The Number One Rule of the bi-partisan Foreign Policy Community is that America has the right to invade and attack other countries at will because American power is inherently good and our role in the world is to rule it though the use of superior military force. Paying homage to that imperialistic orthodoxy is a non-negotiable pre-requisite to maintaining Good Standing and Seriousness Credentials within the Foreign Policy Community.

Conversely, one who denies that premise reveals oneself to be deeply unserious and unworthy of meaningful discourse. While differences on the "when" and "how" are permitted, there is virtually no debate within the foreign policy establishment about whether the U.S. has the right to continue to intervene and attack and invade and occupy other countries in the absence of those countries attacking us.
What the hell? Just how many Americans do you suppose would support the Foreign Policy Community if they knew how it thinks?

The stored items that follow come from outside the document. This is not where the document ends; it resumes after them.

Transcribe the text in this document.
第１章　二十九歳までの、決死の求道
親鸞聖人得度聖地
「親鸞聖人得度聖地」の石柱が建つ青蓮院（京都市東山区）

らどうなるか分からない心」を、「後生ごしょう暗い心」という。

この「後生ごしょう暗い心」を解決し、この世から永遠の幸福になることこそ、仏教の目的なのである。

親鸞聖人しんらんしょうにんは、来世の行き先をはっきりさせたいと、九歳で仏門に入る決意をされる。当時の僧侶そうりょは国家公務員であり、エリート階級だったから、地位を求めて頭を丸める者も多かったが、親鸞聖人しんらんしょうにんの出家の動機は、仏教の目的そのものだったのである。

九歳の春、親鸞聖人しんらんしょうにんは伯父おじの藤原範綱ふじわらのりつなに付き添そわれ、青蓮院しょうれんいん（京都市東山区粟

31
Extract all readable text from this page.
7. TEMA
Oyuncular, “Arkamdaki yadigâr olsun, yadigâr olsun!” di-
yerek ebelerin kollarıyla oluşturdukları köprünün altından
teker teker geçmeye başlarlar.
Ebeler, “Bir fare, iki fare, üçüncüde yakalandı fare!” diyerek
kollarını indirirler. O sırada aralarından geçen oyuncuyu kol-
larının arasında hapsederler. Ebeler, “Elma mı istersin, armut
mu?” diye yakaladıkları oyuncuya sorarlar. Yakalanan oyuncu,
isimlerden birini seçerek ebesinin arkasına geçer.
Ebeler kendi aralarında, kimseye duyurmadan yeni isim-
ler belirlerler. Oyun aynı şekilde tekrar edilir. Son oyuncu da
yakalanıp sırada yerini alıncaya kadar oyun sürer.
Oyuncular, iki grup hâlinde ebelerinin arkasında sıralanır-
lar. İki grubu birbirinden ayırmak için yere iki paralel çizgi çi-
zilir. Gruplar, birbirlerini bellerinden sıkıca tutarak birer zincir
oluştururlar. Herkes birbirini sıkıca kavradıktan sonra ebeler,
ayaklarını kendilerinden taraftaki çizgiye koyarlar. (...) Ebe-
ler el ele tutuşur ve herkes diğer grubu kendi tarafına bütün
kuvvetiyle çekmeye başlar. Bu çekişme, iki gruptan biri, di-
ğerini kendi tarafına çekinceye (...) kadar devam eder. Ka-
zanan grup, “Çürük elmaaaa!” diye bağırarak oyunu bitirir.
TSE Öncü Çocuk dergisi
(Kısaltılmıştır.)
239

Make no mistake: This is the very same Foreign Policy Community that supported -- and still supports -- Bush and Cheney's tragic invasion of Iraq. It's the same Foreign Policy Community that even today calls for invading Iran while our forces are tied up in Iraq. And it's the same Foreign Policy Community that dropped the ball on North Korea, allowing them to develop nuclear weapons.

Those are our elite foreign policy scholars, folks -- and they bear an uncanny resemblance to our village idiots.


Webs said...

It sure as hell aint my country. It's Halliburton's, Blackstone, and all the other War Machines we gave it to a long time ago...

Oemar said...

Good post and very true indeed. I dont think for that matter any government gets influenced by public display of opposition. Remember the hundred thousands of protestors in London holding anti-war rally urging their govt not to go ahead with Iraq? Did Blair listen?

Jonathan Blake said...

The people in Washington don't represent me. Lately I've felt this close to ceding from the United States and declaring my own microstate.

Paul said...

Webs, would you say the politicians have sold the country to the corporations?

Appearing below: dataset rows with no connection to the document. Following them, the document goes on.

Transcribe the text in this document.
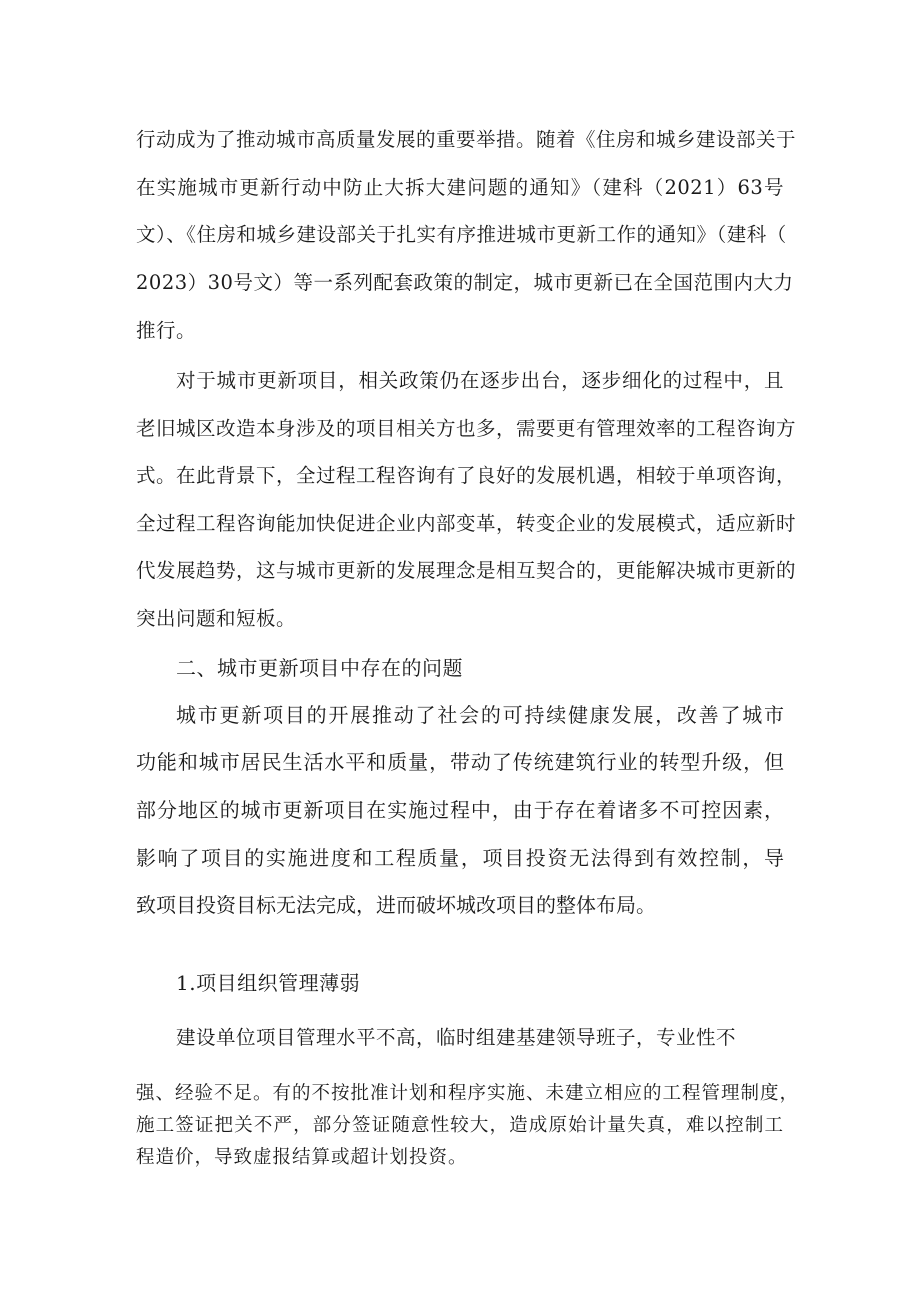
行动成为了推动城市高质量发展的重要举措。随着《住房和城乡建设部关于

在实施城市更新行动中防止大拆大建问题的通知》（建科（2021）63号

文）、《住房和城乡建设部关于扎实有序推进城市更新工作的通知》（建科（

2023）30号文）等一系列配套政策的制定，城市更新已在全国范围内大力

推行。

对于城市更新项目，相关政策仍在逐步出台，逐步细化的过程中，且

老旧城区改造本身涉及的项目相关方也多，需要更有管理效率的工程咨询方

式。在此背景下，全过程工程咨询有了良好的发展机遇，相较于单项咨询，

全过程工程咨询能加快促进企业内部变革，转变企业的发展模式，适应新时

代发展趋势，这与城市更新的发展理念是相互契合的，更能解决城市更新的

突出问题和短板。

二、城市更新项目中存在的问题

城市更新项目的开展推动了社会的可持续健康发展，改善了城市

功能和城市居民生活水平和质量，带动了传统建筑行业的转型升级，但

部分地区的城市更新项目在实施过程中，由于存在着诸多不可控因素，

影响了项目的实施进度和工程质量，项目投资无法得到有效控制，导

致项目投资目标无法完成，进而破坏城改项目的整体布局。

1.项目组织管理薄弱

建设单位项目管理水平不高，临时组建基建领导班子，专业性不

强、经验不足。有的不按批准计划和程序实施、未建立相应的工程管理制度，

施工签证把关不严，部分签证随意性较大，造成原始计量失真，难以控制工

程造价，导致虚报结算或超计划投资。
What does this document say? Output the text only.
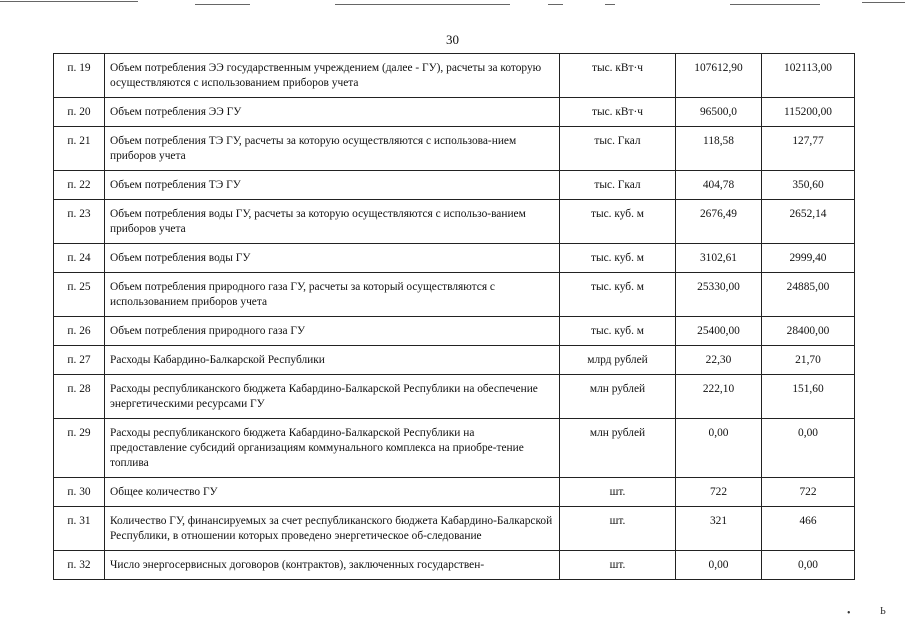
30
п. 19	Объем потребления ЭЭ государственным учреждением (далее - ГУ), расчеты за которую осуществляются с использованием приборов учета	тыс. кВт·ч	107612,90	102113,00
п. 20	Объем потребления ЭЭ ГУ	тыс. кВт·ч	96500,0	115200,00
п. 21	Объем потребления ТЭ ГУ, расчеты за которую осуществляются с использова-нием приборов учета	тыс. Гкал	118,58	127,77
п. 22	Объем потребления ТЭ ГУ	тыс. Гкал	404,78	350,60
п. 23	Объем потребления воды ГУ, расчеты за которую осуществляются с использо-ванием приборов учета	тыс. куб. м	2676,49	2652,14
п. 24	Объем потребления воды ГУ	тыс. куб. м	3102,61	2999,40
п. 25	Объем потребления природного газа ГУ, расчеты за который осуществляются с использованием приборов учета	тыс. куб. м	25330,00	24885,00
п. 26	Объем потребления природного газа ГУ	тыс. куб. м	25400,00	28400,00
п. 27	Расходы Кабардино-Балкарской Республики	млрд рублей	22,30	21,70
п. 28	Расходы республиканского бюджета Кабардино-Балкарской Республики на обеспечение энергетическими ресурсами ГУ	млн рублей	222,10	151,60
п. 29	Расходы республиканского бюджета Кабардино-Балкарской Республики на предоставление субсидий организациям коммунального комплекса на приобре-тение топлива	млн рублей	0,00	0,00
п. 30	Общее количество ГУ	шт.	722	722
п. 31	Количество ГУ, финансируемых за счет республиканского бюджета Кабардино-Балкарской Республики, в отношении которых проведено энергетическое об-следование	шт.	321	466
п. 32	Число энергосервисных договоров (контрактов), заключенных государствен-	шт.	0,00	0,00
•	Ь
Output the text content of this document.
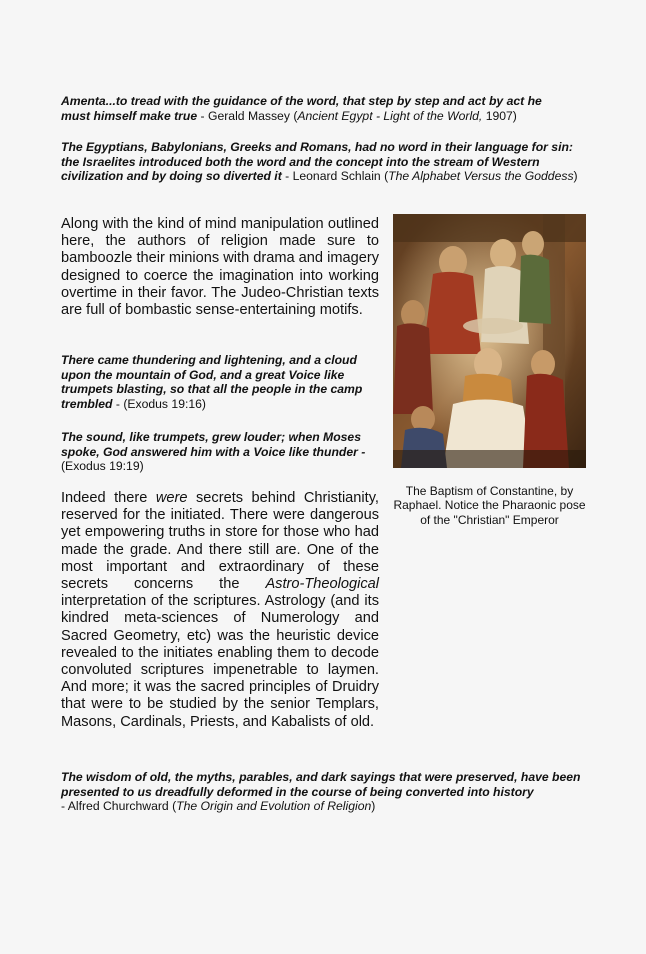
Amenta...to tread with the guidance of the word, that step by step and act by act he must himself make true - Gerald Massey (Ancient Egypt - Light of the World, 1907)

The Egyptians, Babylonians, Greeks and Romans, had no word in their language for sin: the Israelites introduced both the word and the concept into the stream of Western civilization and by doing so diverted it - Leonard Schlain (The Alphabet Versus the Goddess)

Along with the kind of mind manipulation outlined here, the authors of religion made sure to bamboozle their minions with drama and imagery designed to coerce the imagination into working overtime in their favor. The Judeo-Christian texts are full of bombastic sense-entertaining motifs.

There came thundering and lightening, and a cloud upon the mountain of God, and a great Voice like trumpets blasting, so that all the people in the camp trembled - (Exodus 19:16)

The sound, like trumpets, grew louder; when Moses spoke, God answered him with a Voice like thunder - (Exodus 19:19)

Indeed there were secrets behind Christianity, reserved for the initiated. There were dangerous yet empowering truths in store for those who had made the grade. And there still are. One of the most important and extraordinary of these secrets concerns the Astro-Theological interpretation of the scriptures. Astrology (and its kindred meta-sciences of Numerology and Sacred Geometry, etc) was the heuristic device revealed to the initiates enabling them to decode convoluted scriptures impenetrable to laymen. And more; it was the sacred principles of Druidry that were to be studied by the senior Templars, Masons, Cardinals, Priests, and Kabalists of old.

The Baptism of Constantine, by Raphael. Notice the Pharaonic pose of the "Christian" Emperor

The wisdom of old, the myths, parables, and dark sayings that were preserved, have been presented to us dreadfully deformed in the course of being converted into history
- Alfred Churchward (The Origin and Evolution of Religion)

Oemar, Welcome to my blog! You make a very good point!

Jonathan, you and me both, friend!

Mahendra Palsule said...

This is interesting. Being an outsider, I'm not clear of the exact political role of the "Foreign Policy Community".

Isn't it overruled by the White House, the Congress, and the Senate? I mean, isn't it overruled by the folks who get elected? How does this work? I'm confused!

Paul said...

Mahendra, as I understand it, the Foreign Policy Community plays a huge role in "legitimizing or delegitimizing" the policy decisions of the elected officials in this country. Yes, they can be overruled by the President, the Senate or the Congress, but only at the risk that they will fight back by undermining support for the policies of whoever overrules them.

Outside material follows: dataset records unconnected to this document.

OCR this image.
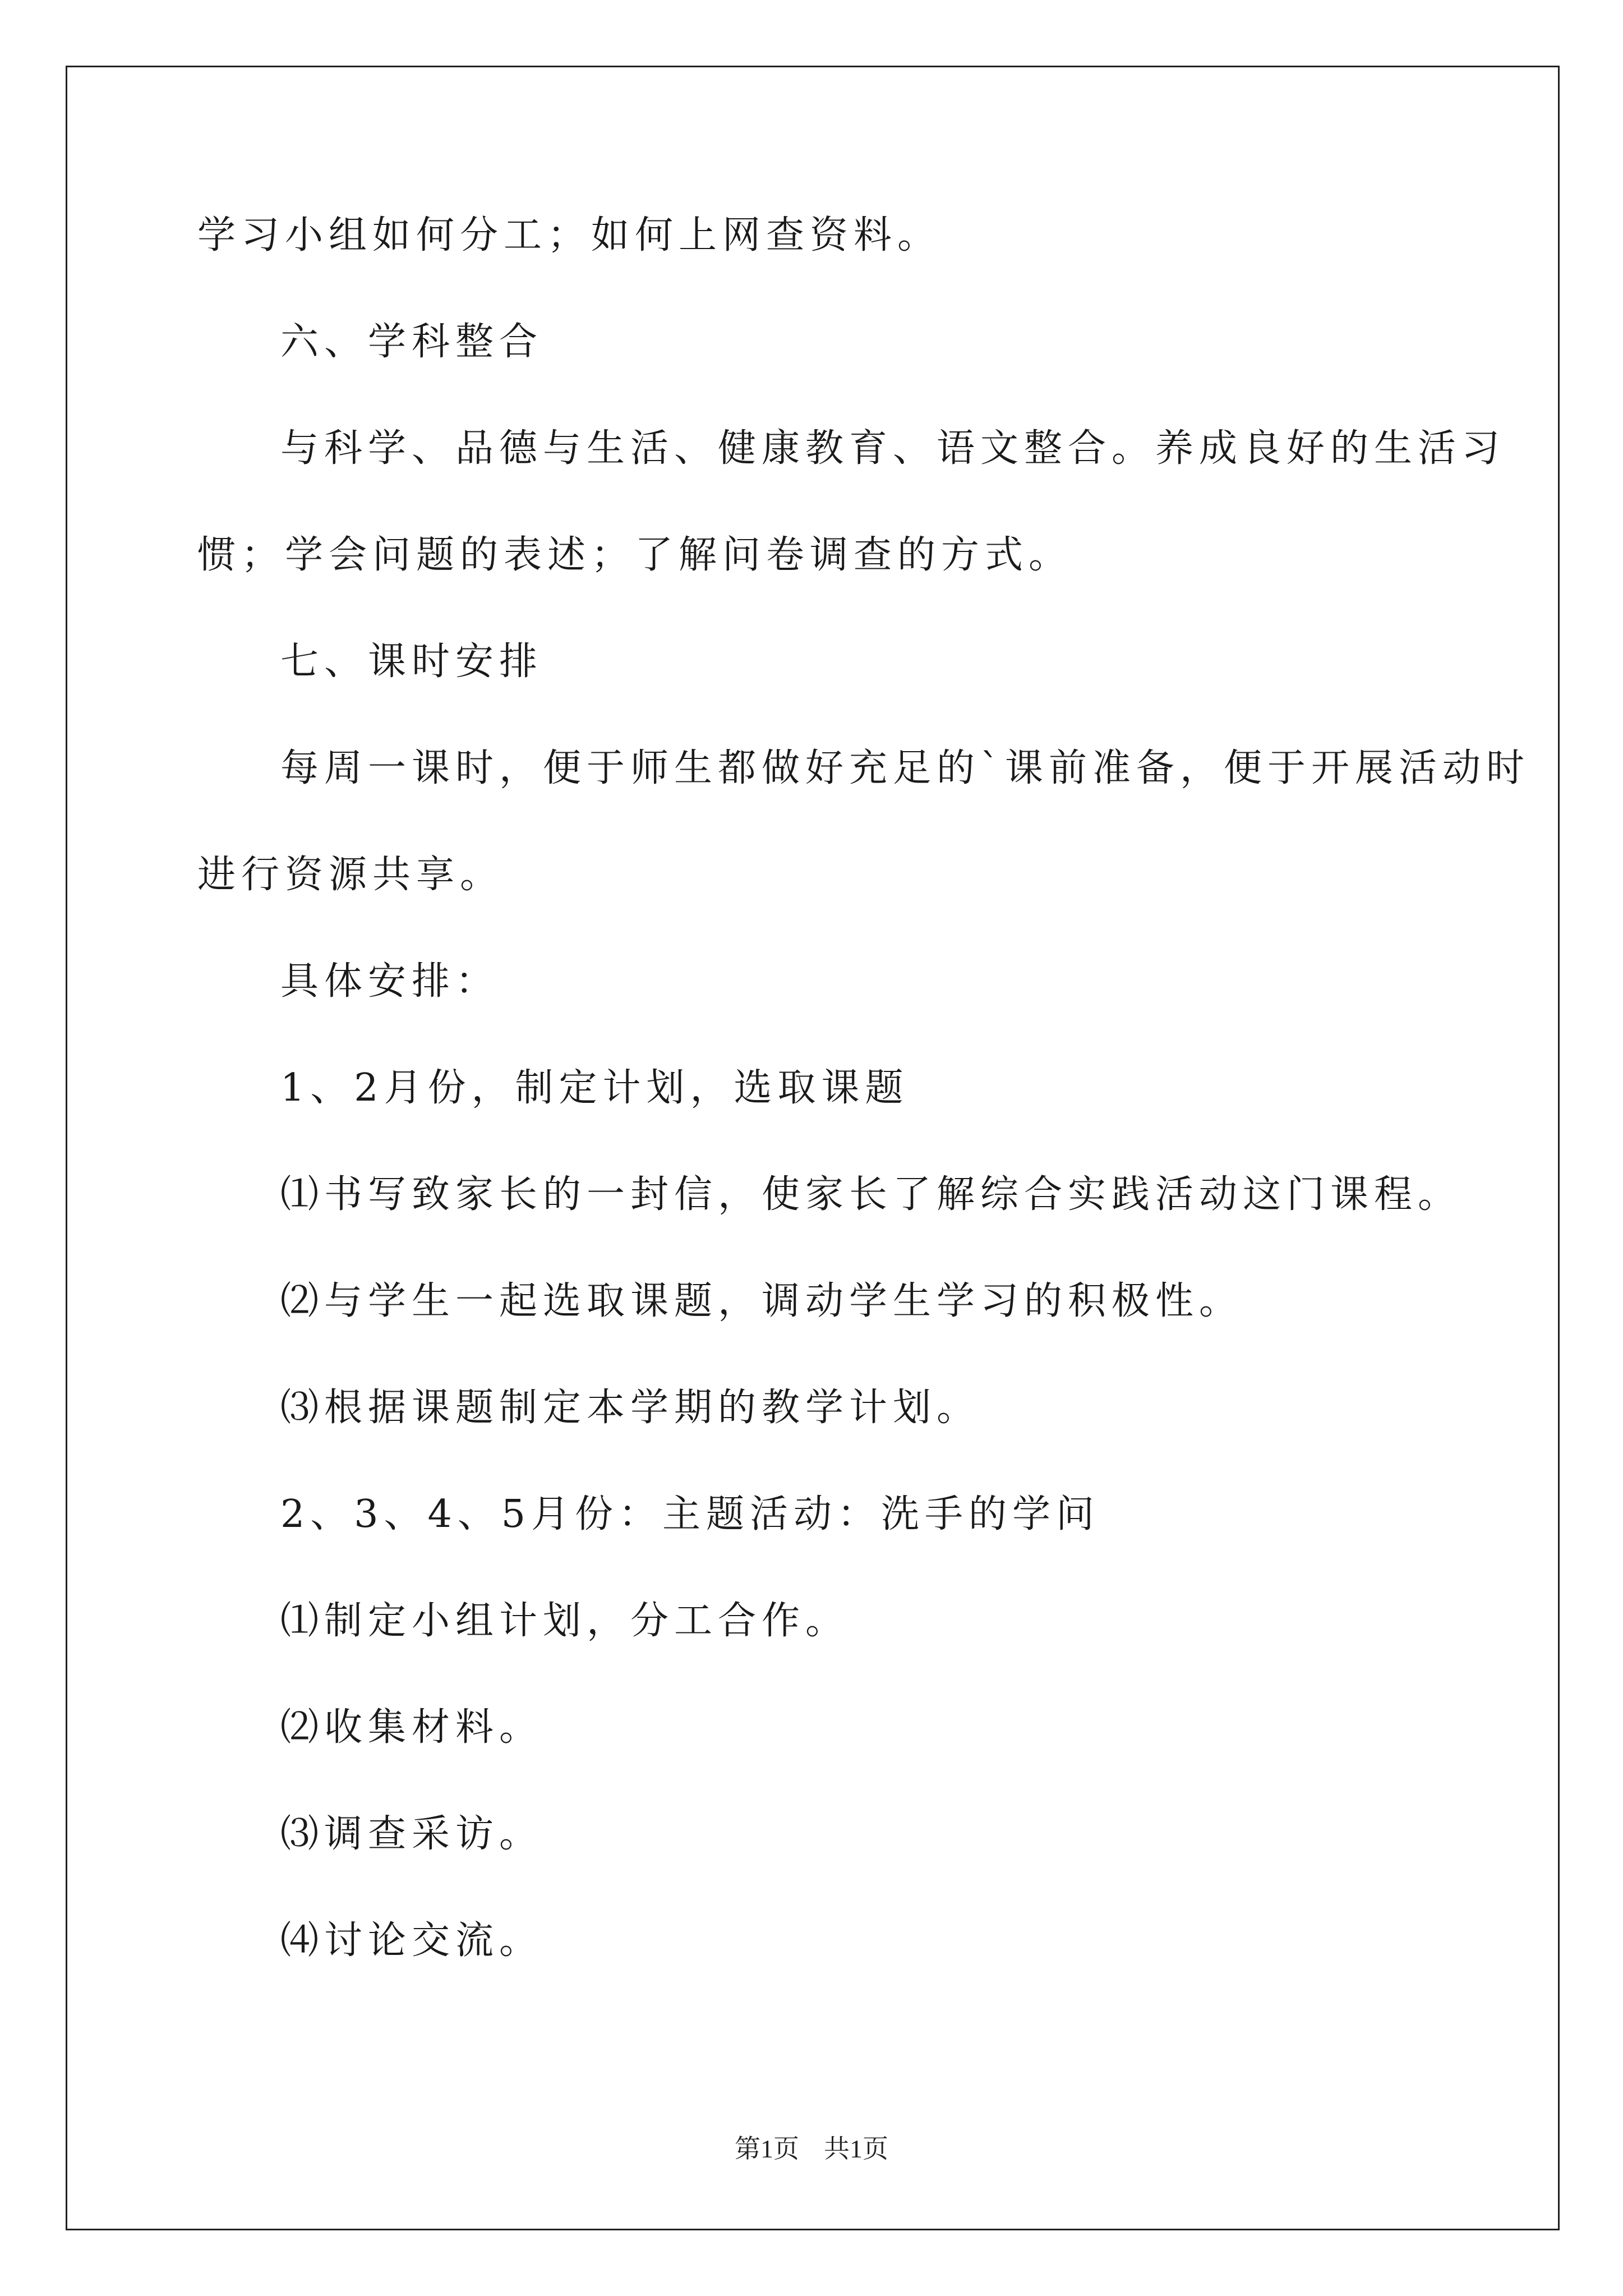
学习小组如何分工；如何上网查资料。

六、学科整合

与科学、品德与生活、健康教育、语文整合。养成良好的生活习

惯；学会问题的表述；了解问卷调查的方式。

七、课时安排

每周一课时，便于师生都做好充足的`课前准备，便于开展活动时

进行资源共享。

具体安排：

1、2月份，制定计划，选取课题

⑴书写致家长的一封信，使家长了解综合实践活动这门课程。

⑵与学生一起选取课题，调动学生学习的积极性。

⑶根据课题制定本学期的教学计划。

2、3、4、5月份：主题活动：洗手的学问

⑴制定小组计划，分工合作。

⑵收集材料。

⑶调查采访。

⑷讨论交流。

第1页 共1页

That was recently seen when Obama stated that if he were president and if Osama Bin Ladin was located in Pakistan, and if the Pakistanis would not do anything on their own, he would send US troops to kill or capture Bin Laden. The Foreign Policy Community immediately to a man condemned Obama as "not serious", "not yet ready to lead the nation", and "immature". The media picked up on it, spread those views around, and convinced a lot of people that it's true Obama can't handle foreign policy.